Journalismus ist eine Krankheit mit vielen Verlaufsformen. Eine der am wenigsten beachteten ist die des “Sportjournalismus”, eine Variante, die sich hervorragend zur Immunisierung gegen Wahrnehmung, Sprache und Verstand eignet. Somit dürfte es sich dabei um die Kaderschmiede der aktuellen Generation von Lohnschreibern handeln. Nicht umsonst erklären mir die routinierten ‘Leser’ des gehetzten Boulevards regelmäßig, “der Sportteil” sei so gut, daher müsse man das kaufen. Das Zucken im rechten Arm nach getaner Lektüre rührt also sicher von Informationsüberflutung betreffs Speerwerfen, Handball und Turnen. Aber ich schweife schon wieder ab.
Eben im Radio – ich kann es nicht lassen, mich auf Autofahrten einlullen zu lassen, um im winterlichen Adrenalin- und Testosteronnebel die Sichtweite nicht unter 25 Meter sinken zu lassen – hörte ich ein – nennen wir es “Sagmalwas” aus dem Fußballsport. Ich kann das nicht “Interview” nennen, denn selbst wenn man den Niveaulimbo auf Teppichkantenhöhe beherrscht, gibt es Grenzen, an denen ein Begriff sich in Nichts auflöst. Vor solchem Nichts habe ich Angst.

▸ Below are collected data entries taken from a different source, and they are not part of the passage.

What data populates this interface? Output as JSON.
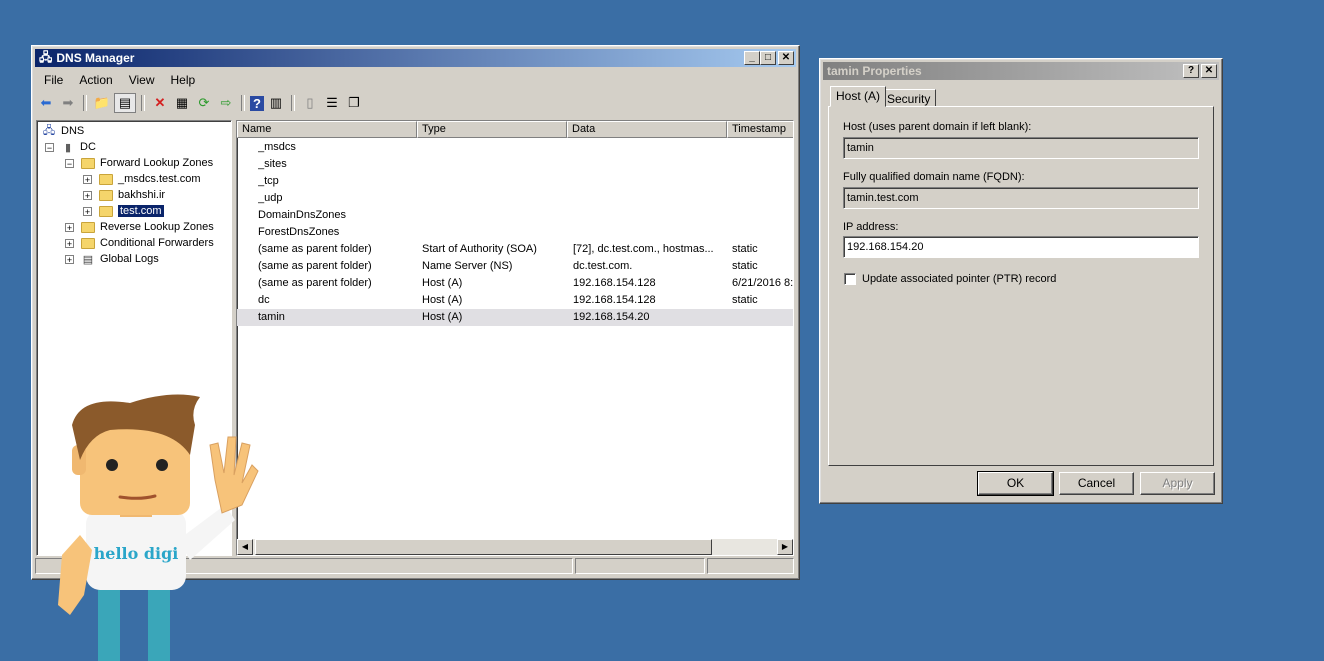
{
  "dns_manager": {
    "title": "DNS Manager",
    "menu": [
      "File",
      "Action",
      "View",
      "Help"
    ],
    "tree": {
      "root": "DNS",
      "server": "DC",
      "forward_zones": "Forward Lookup Zones",
      "zones": [
        "_msdcs.test.com",
        "bakhshi.ir",
        "test.com"
      ],
      "reverse_zones": "Reverse Lookup Zones",
      "conditional_forwarders": "Conditional Forwarders",
      "global_logs": "Global Logs"
    },
    "columns": [
      "Name",
      "Type",
      "Data",
      "Timestamp"
    ],
    "records": [
      {
        "name": "_msdcs",
        "type": "",
        "data": "",
        "timestamp": "",
        "icon": "zone-folder-icon"
      },
      {
        "name": "_sites",
        "type": "",
        "data": "",
        "timestamp": "",
        "icon": "folder-icon"
      },
      {
        "name": "_tcp",
        "type": "",
        "data": "",
        "timestamp": "",
        "icon": "folder-icon"
      },
      {
        "name": "_udp",
        "type": "",
        "data": "",
        "timestamp": "",
        "icon": "folder-icon"
      },
      {
        "name": "DomainDnsZones",
        "type": "",
        "data": "",
        "timestamp": "",
        "icon": "folder-icon"
      },
      {
        "name": "ForestDnsZones",
        "type": "",
        "data": "",
        "timestamp": "",
        "icon": "folder-icon"
      },
      {
        "name": "(same as parent folder)",
        "type": "Start of Authority (SOA)",
        "data": "[72], dc.test.com., hostmas...",
        "timestamp": "static",
        "icon": "record-icon"
      },
      {
        "name": "(same as parent folder)",
        "type": "Name Server (NS)",
        "data": "dc.test.com.",
        "timestamp": "static",
        "icon": "record-icon"
      },
      {
        "name": "(same as parent folder)",
        "type": "Host (A)",
        "data": "192.168.154.128",
        "timestamp": "6/21/2016 8:",
        "icon": "record-icon"
      },
      {
        "name": "dc",
        "type": "Host (A)",
        "data": "192.168.154.128",
        "timestamp": "static",
        "icon": "record-icon"
      },
      {
        "name": "tamin",
        "type": "Host (A)",
        "data": "192.168.154.20",
        "timestamp": "",
        "icon": "record-icon"
      }
    ]
  },
  "properties": {
    "title": "tamin Properties",
    "tabs": [
      "Host (A)",
      "Security"
    ],
    "host_label": "Host (uses parent domain if left blank):",
    "host_value": "tamin",
    "fqdn_label": "Fully qualified domain name (FQDN):",
    "fqdn_value": "tamin.test.com",
    "ip_label": "IP address:",
    "ip_value": "192.168.154.20",
    "ptr_label": "Update associated pointer (PTR) record",
    "ok": "OK",
    "cancel": "Cancel",
    "apply": "Apply"
  },
  "mascot": {
    "shirt_text": "hello digi"
  }
}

Allein die Vorstellung, mir kämen solche Fragen in den Sinn, wie sie bei nämlichen Sagmalwas gestellt wurden, bereitet mir Alpträume. Ich stelle mir vor, ich müsste ein Interview führen und fragte dann: “Wie breit ist die Brust, mit der Sie heute auflaufen?” sowie “Wie wichtig ist es, heute zu gewinnen?” Ich bin ein Mann des Geistes – wie immer man meine diesbezüglichen Bemühungen auch geringschätzen mag, aber ich lebe dafür. Dass er einem gänzlich abhanden kommen könnte – ein schrecklicher Gedanke.
Nur die Harten
Ich habe mich also ein wenig umgeschaut und bin auf etwas gestoßen, dass mir das Graue unter der Kopfhaut in Scheiben fallen ließ. In einem Institut für angehende Sportjournalisten werden Fragetechniken gelehrt, die einzig dazu dienen, Rezipienten zu verstören, ihre intellektuellen Ressourcen zu verzehren, einen brutalst möglichen Kahlschlag zu bewirken im zerebralen Zentrum des ahnungslosen Zuhörers, Zuschauers, Zeitungslesers. Es ist eine gigantische Waschmaschine für Gebrauchtgehirne, der niemand entrinnen soll.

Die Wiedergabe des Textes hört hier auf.